Electronic – Are two (or N) resistors in series more precise than one big resistor


Let's say I have one 2 kΩ resistor with 5% tolerance. If I replace it with two 1 kΩ resistors with 5% tolerance, will resulting tolerance go up, down, or remain unchanged?

I'm bad with probabilities, and I'm not sure what exactly tolerance says about resistance and its distribution.

I am aware that in the 'worst case' it will be the same; I'm more interested in what will happen on average. Will the chance of getting a more precise value increase if I use a series of resistors (because deviations will cancel each other out)?

On 'intuitive level' I think that it will, but I have no idea how to do the math with probabilities and find out if I'm actually right.

Best Answer

The worst case won't get any better. The result of your example is still 2 kΩ ±5%.

The probability that the result is closer to the middle gets better with multiple resistors, but only if each resistor is random within its range, which includes that it is independent of the others. This is not the case if they are from the same reel, or possibly even from the same manufacturer within some time window.

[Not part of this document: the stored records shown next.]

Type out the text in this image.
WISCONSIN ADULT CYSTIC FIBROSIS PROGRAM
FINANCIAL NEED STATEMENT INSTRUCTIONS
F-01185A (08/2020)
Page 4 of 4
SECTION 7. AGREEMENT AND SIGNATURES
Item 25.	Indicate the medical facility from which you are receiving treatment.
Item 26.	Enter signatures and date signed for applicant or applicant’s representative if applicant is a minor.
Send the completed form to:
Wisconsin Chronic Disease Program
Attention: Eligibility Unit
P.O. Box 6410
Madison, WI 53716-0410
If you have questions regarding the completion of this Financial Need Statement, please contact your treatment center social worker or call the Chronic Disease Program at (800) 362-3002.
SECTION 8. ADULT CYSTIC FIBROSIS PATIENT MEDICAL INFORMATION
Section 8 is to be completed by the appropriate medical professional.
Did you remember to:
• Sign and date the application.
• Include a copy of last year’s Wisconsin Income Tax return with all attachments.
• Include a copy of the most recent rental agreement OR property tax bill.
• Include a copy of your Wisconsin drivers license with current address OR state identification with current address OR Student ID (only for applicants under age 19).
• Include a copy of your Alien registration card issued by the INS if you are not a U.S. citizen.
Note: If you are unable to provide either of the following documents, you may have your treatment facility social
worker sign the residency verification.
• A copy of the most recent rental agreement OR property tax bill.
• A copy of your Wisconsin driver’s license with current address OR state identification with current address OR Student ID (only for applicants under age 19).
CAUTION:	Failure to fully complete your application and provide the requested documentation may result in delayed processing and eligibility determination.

The manufacturer's selection process may also make the error non-random. For example, if they make resistors with a wide variance, then pick the ones that fall within 1% and sell them as 1% parts, then sell the remaining ones as 5% parts, the 5% parts will have a double-hump distribution with no values being within 1%.

Because you can't know the error distribution within the worst case error window, and because even if you did, the worst case stays the same, doing what you are suggesting is not useful to electronic design. If you specify 5% resistors, then the design must work correctly with any resistance within the ±5% range. If not, then you need to specify the resistance requirement more tightly.